Redefining the future of post-transplant care with personalized immunosupression

In this guest editorial, Dr. Richard Knight, medical director of transplant diagnostics at Thermo Fisher Scientific discusses the importance of developing advanced, personalized immunosuppressive therapies and diagnostics in transplantation. Knight highlights innovations such as gene profiling assays and urine-based biomarker tests for early detection of rejection, advocating for less invasive monitoring techniques. Knight also emphasizes the need for safer, less toxic immunosuppressive drugs and improved post-transplant care, to enhance patient outcomes, quality of life, and treatment compliance.

For patients facing organ failure, transplantation often represents the best – and sometimes only – hope for survival. Yet the very therapies needed to protect the new organ following a transplant carry substantial risks. These immunosuppressive drug regimens can open patients up to an array of negative side effects, including heightened susceptibility to infection, metabolic complications and even cancer.

Persisting with a “one-size-fits-all” approach to post-transplant immunosuppression can further compound those challenges. Standardized protocols often overlook individual patient needs, such as differences in age, genetics and existing comorbidities that may impact drug effectiveness, inviting under or overimmunosuppression and compromising outcomes.

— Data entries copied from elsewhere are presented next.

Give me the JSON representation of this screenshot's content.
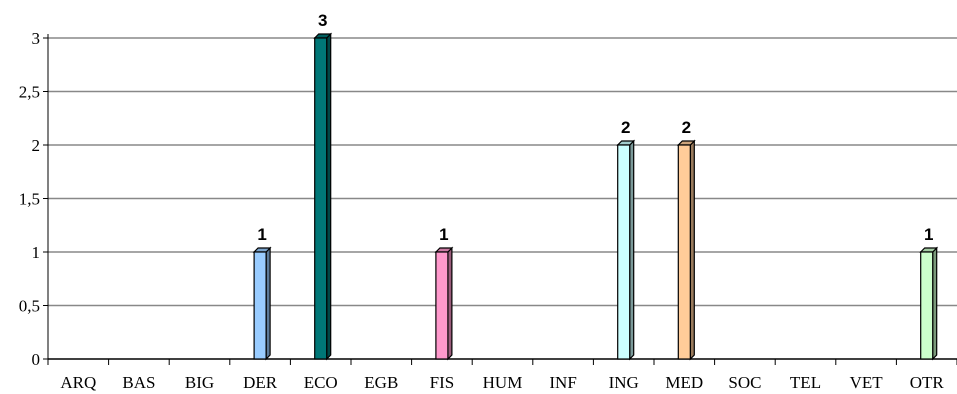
{
  "chart_data": {
    "type": "bar",
    "categories": [
      "ARQ",
      "BAS",
      "BIG",
      "DER",
      "ECO",
      "EGB",
      "FIS",
      "HUM",
      "INF",
      "ING",
      "MED",
      "SOC",
      "TEL",
      "VET",
      "OTR"
    ],
    "values": [
      0,
      0,
      0,
      1,
      3,
      0,
      1,
      0,
      0,
      2,
      2,
      0,
      0,
      0,
      1
    ],
    "colors": [
      "#9999ff",
      "#9999ff",
      "#9999ff",
      "#99ccff",
      "#007777",
      "#9999ff",
      "#ff99cc",
      "#9999ff",
      "#9999ff",
      "#ccffff",
      "#ffcc99",
      "#9999ff",
      "#9999ff",
      "#9999ff",
      "#ccffcc"
    ],
    "data_labels": [
      "",
      "",
      "",
      "1",
      "3",
      "",
      "1",
      "",
      "",
      "2",
      "2",
      "",
      "",
      "",
      "1"
    ],
    "y_ticks": [
      "0",
      "0,5",
      "1",
      "1,5",
      "2",
      "2,5",
      "3"
    ],
    "ylim": [
      0,
      3
    ],
    "grid": true,
    "title": "",
    "xlabel": "",
    "ylabel": ""
  }
}
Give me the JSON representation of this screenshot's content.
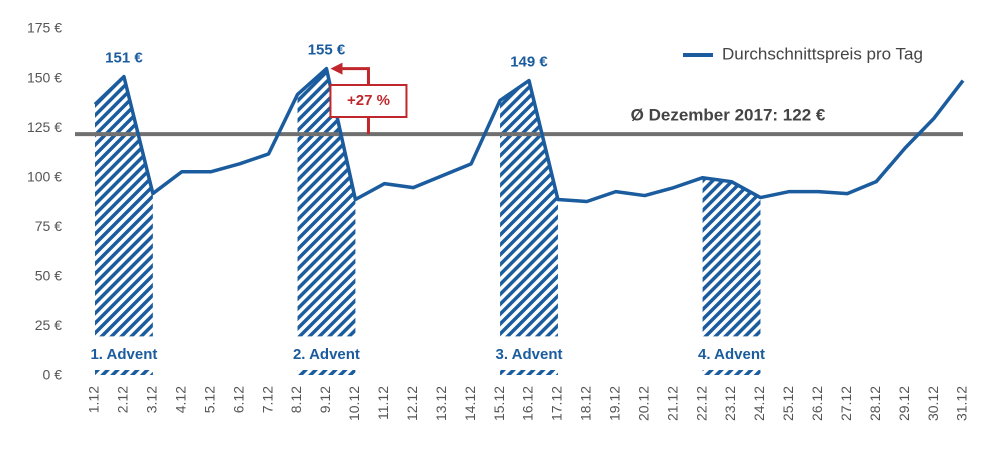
{
  "chart_data": {
    "type": "line",
    "categories": [
      "1.12",
      "2.12",
      "3.12",
      "4.12",
      "5.12",
      "6.12",
      "7.12",
      "8.12",
      "9.12",
      "10.12",
      "11.12",
      "12.12",
      "13.12",
      "14.12",
      "15.12",
      "16.12",
      "17.12",
      "18.12",
      "19.12",
      "20.12",
      "21.12",
      "22.12",
      "23.12",
      "24.12",
      "25.12",
      "26.12",
      "27.12",
      "28.12",
      "29.12",
      "30.12",
      "31.12"
    ],
    "series": [
      {
        "name": "Durchschnittspreis pro Tag",
        "color": "#1b5c9e",
        "values": [
          137,
          151,
          92,
          103,
          103,
          107,
          112,
          142,
          155,
          89,
          97,
          95,
          101,
          107,
          139,
          149,
          89,
          88,
          93,
          91,
          95,
          100,
          98,
          90,
          93,
          93,
          92,
          98,
          115,
          130,
          149
        ],
        "value_labels": [
          null,
          "151 €",
          null,
          null,
          null,
          null,
          null,
          null,
          "155 €",
          null,
          null,
          null,
          null,
          null,
          null,
          "149 €",
          null,
          null,
          null,
          null,
          null,
          null,
          null,
          null,
          null,
          null,
          null,
          null,
          null,
          null,
          null
        ]
      }
    ],
    "ylim": [
      0,
      175
    ],
    "yticks": [
      {
        "value": 0,
        "label": "0 €"
      },
      {
        "value": 25,
        "label": "25 €"
      },
      {
        "value": 50,
        "label": "50 €"
      },
      {
        "value": 75,
        "label": "75 €"
      },
      {
        "value": 100,
        "label": "100 €"
      },
      {
        "value": 125,
        "label": "125 €"
      },
      {
        "value": 150,
        "label": "150 €"
      },
      {
        "value": 175,
        "label": "175 €"
      }
    ],
    "legend": "top-right",
    "average": {
      "value": 122,
      "label": "Ø Dezember 2017: 122 €",
      "color": "#707070"
    },
    "change": {
      "value": 27,
      "label": "+27 %",
      "color": "#c0272d"
    },
    "advents": [
      {
        "label": "1. Advent",
        "range": [
          "1.12",
          "3.12"
        ]
      },
      {
        "label": "2. Advent",
        "range": [
          "8.12",
          "10.12"
        ]
      },
      {
        "label": "3. Advent",
        "range": [
          "15.12",
          "17.12"
        ]
      },
      {
        "label": "4. Advent",
        "range": [
          "22.12",
          "24.12"
        ]
      }
    ]
  }
}
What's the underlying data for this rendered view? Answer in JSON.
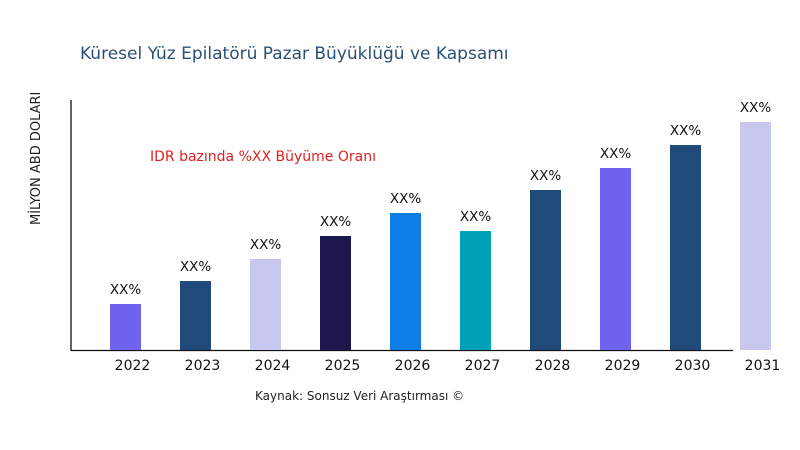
{
  "chart_data": {
    "type": "bar",
    "title": "Küresel Yüz Epilatörü Pazar Büyüklüğü ve Kapsamı",
    "ylabel": "MİLYON ABD DOLARI",
    "xlabel": "",
    "annotation": "IDR bazında %XX Büyüme Oranı",
    "source": "Kaynak: Sonsuz Veri Araştırması ©",
    "categories": [
      "2022",
      "2023",
      "2024",
      "2025",
      "2026",
      "2027",
      "2028",
      "2029",
      "2030",
      "2031"
    ],
    "values": [
      46,
      69,
      91,
      114,
      137,
      119,
      160,
      182,
      205,
      228
    ],
    "value_note": "relative heights; no y-axis scale printed",
    "data_labels": [
      "XX%",
      "XX%",
      "XX%",
      "XX%",
      "XX%",
      "XX%",
      "XX%",
      "XX%",
      "XX%",
      "XX%"
    ],
    "colors": [
      "#7063f0",
      "#1f4a7a",
      "#c8c8ee",
      "#1e1850",
      "#0f7de6",
      "#00a0b8",
      "#1f4a7a",
      "#7063f0",
      "#1f4a7a",
      "#c8c8ee"
    ],
    "ylim": [
      0,
      250
    ],
    "grid": false,
    "legend": "none"
  }
}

No two people are alike, and neither are their immune responses. Developing immunosuppressive strategies that reflect this diversity is paramount to ensuring the most successful outcomes for transplant patients, not only in length of life but also quality of life.

Barriers in post-transplant care

Transplantation is a lifelong journey requiring lifelong care. This includes the long-term use of immunosuppressive drugs to help reduce the risk of organ rejection. Immunosuppressants work by tempering the immune system’s response to the transplanted organ; paradoxically, a strong immune system response is vital in helping the body prevent infections and identify and destroy abnormal cells with the potential to become cancerous.

Currently, there are no tests available to precisely measure an individual’s level of immunosuppression. As a result, patients are often managed with broad over-immunosuppression, which can lead not only to infections and disease but also to direct toxicity of the organ.

To enable truly personalized immunosuppressive drug therapies in the future, we must develop and leverage next-generation technologies that can capture real-time dynamics of immunosuppression, providing actionable measurements that guide dose, timing and drug selection.

The role of transplant diagnostics

Diagnostics play a critical role throughout the transplant journey and in the future, may play an even bigger role in managing immunosuppression. One of the primary uses of transplant diagnostics is to help reduce the risk of rejection. Prior to transplant, high-resolution HLA typing and antibody testing are used to enable more precise donor-recipient matches. The closer the match between donor and recipient, the less likely the recipient is to mount an immune response that would attack the donated organ.

That said, every individual’s immune system is unique, and historically it has been difficult, if not impossible, to predict how likely a patient is to experience rejection. Recently, a new pre-transplant risk assessment assay was introduced that may help change that paradigm. This new assay can provide information about a patient’s risk of early acute rejection based on their unique gene profile prior to transplant. Tests like this may help clinicians make more informed decisions about post-transplant management and better balance the risk of rejection against the adverse effects of immunosuppression.

Following a transplant, patients must continue to undergo regular monitoring to ensure their new organ is functioning properly. Historically, much of this monitoring has relied on biopsies, long considered the “gold standard” for diagnosing and confirming rejection. However, biopsies are invasive, subject to interpretation and may not detect rejection until significant damage has already occurred.

Minimally invasive diagnostic methods that can help detect signs of rejection earlier are needed to enable more personalized immunosuppression protocols. One recent innovation in this space is urine-based CXCL10 biomarker testing. Multiple clinical studies have shown that elevated levels of the CXCL10 chemokine in the urine are associated with inflammation and early graft dysfunction, demonstrating that minimally invasive tests can deliver answers clinicians need while sparing patients the pain and invasiveness of a biopsy.

The future of post-transplant care

Ensuring transplant recipients have the best chance to live a long and healthy life depends not only on developing more personalized immunosuppressive drug approaches that are tailored to their immune systems and conditions, but also safer, less toxic medications.

While long known to many of us in the transplant space, this need was further highlighted in a study that was recently published in the American Journal of Transplantation discussing the substantial treatment burden that is related to immunosuppression side effects as well as concerns about long-term medication safety. The findings display the widespread challenge of these drug regimens that are overshadowed by the risks of acute rejection. Struggles with post-transplant care related to immunosuppression point to the need for further research into post-transplant immunosuppressive care and monitoring.

As an industry, we should envision a future where patients benefit from less invasive diagnostics, more personalized immunosuppression regimens and less toxic medications. These advances could improve transplantation success rates and quality of life for transplant recipients, as well as increase compliance with post-transplant treatment.